Up to 33 people died and 100 were wounded as Amazon tribes clashed with Peruvian police on Friday in escalating protests against the government's drive to lure foreign energy and mining companies into the rain forest.
In the worst unrest of Peruvian President Alan Garcia's government, tribal leaders said at least 22 protesters were killed. The government reported the deaths of 11 police officers and three demonstrators.
Angry protesters responded by taking a group of police hostage near an oil pumping station of state-owned Petroperu. They threatened to set it ablaze unless police called off efforts to break up demonstrations in the Amazon basin.
"We have taken 38 police hostage," Carlos Huaman, a protester, said on RPP radio. "There are 2,000 of us and we are ready to burn the station."
The conflict has underscored deep divisions in Peru between wealthy elites in Lima and poor indigenous groups in the countryside.

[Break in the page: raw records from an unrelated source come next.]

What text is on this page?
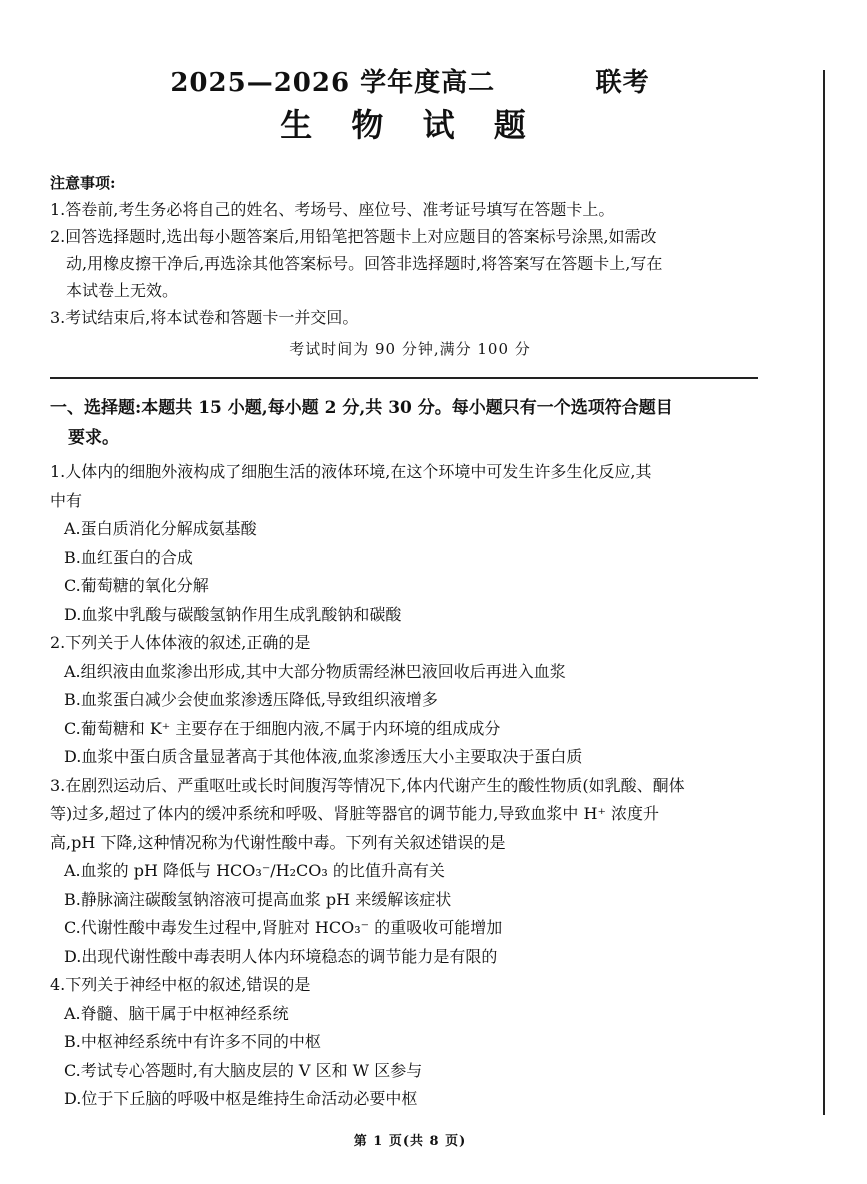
2025—2026 学年度高二          联考
生 物 试 题
注意事项:

1.答卷前,考生务必将自己的姓名、考场号、座位号、准考证号填写在答题卡上。

2.回答选择题时,选出每小题答案后,用铅笔把答题卡上对应题目的答案标号涂黑,如需改
动,用橡皮擦干净后,再选涂其他答案标号。回答非选择题时,将答案写在答题卡上,写在
本试卷上无效。

3.考试结束后,将本试卷和答题卡一并交回。

考试时间为 90 分钟,满分 100 分
一、选择题:本题共 15 小题,每小题 2 分,共 30 分。每小题只有一个选项符合题目
要求。
1.人体内的细胞外液构成了细胞生活的液体环境,在这个环境中可发生许多生化反应,其
中有
A.蛋白质消化分解成氨基酸
B.血红蛋白的合成
C.葡萄糖的氧化分解
D.血浆中乳酸与碳酸氢钠作用生成乳酸钠和碳酸
2.下列关于人体体液的叙述,正确的是
A.组织液由血浆渗出形成,其中大部分物质需经淋巴液回收后再进入血浆
B.血浆蛋白减少会使血浆渗透压降低,导致组织液增多
C.葡萄糖和 K⁺ 主要存在于细胞内液,不属于内环境的组成成分
D.血浆中蛋白质含量显著高于其他体液,血浆渗透压大小主要取决于蛋白质
3.在剧烈运动后、严重呕吐或长时间腹泻等情况下,体内代谢产生的酸性物质(如乳酸、酮体
等)过多,超过了体内的缓冲系统和呼吸、肾脏等器官的调节能力,导致血浆中 H⁺ 浓度升
高,pH 下降,这种情况称为代谢性酸中毒。下列有关叙述错误的是
A.血浆的 pH 降低与 HCO₃⁻/H₂CO₃ 的比值升高有关
B.静脉滴注碳酸氢钠溶液可提高血浆 pH 来缓解该症状
C.代谢性酸中毒发生过程中,肾脏对 HCO₃⁻ 的重吸收可能增加
D.出现代谢性酸中毒表明人体内环境稳态的调节能力是有限的
4.下列关于神经中枢的叙述,错误的是
A.脊髓、脑干属于中枢神经系统
B.中枢神经系统中有许多不同的中枢
C.考试专心答题时,有大脑皮层的 V 区和 W 区参与
D.位于下丘脑的呼吸中枢是维持生命活动必要中枢
第 1 页(共 8 页)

Critics say the government hasn't done enough to lower the poverty rate from 36 percent and that economic boom times before the current downturn didn't help the poor.
"I hold the government of President Alan Garcia responsible for ordering this genocide," indigenous leader Alberto Pizango told reporters in Lima as the government issued a warrant for his arrest for encouraging the protests.
Members of Garcia's cabinet accused protesters of being inflexible, refusing to negotiate. "The government had to act to impose order and discipline," said Prime Minister Yehude Simon.
In the violence on Friday, indigenous leaders said police shot at hundreds of protesters from helicopters to end a roadblock on a remote jungle highway 1,400 kilometers from Lima, the capital.
Police said protesters fired first, but tribesmen denied it.
Thousands of Amazon natives have intermittently blocked roads and waterways since April to try to force the government to revoke a series of investment laws passed last year and to revise concessions granted to foreign energy companies.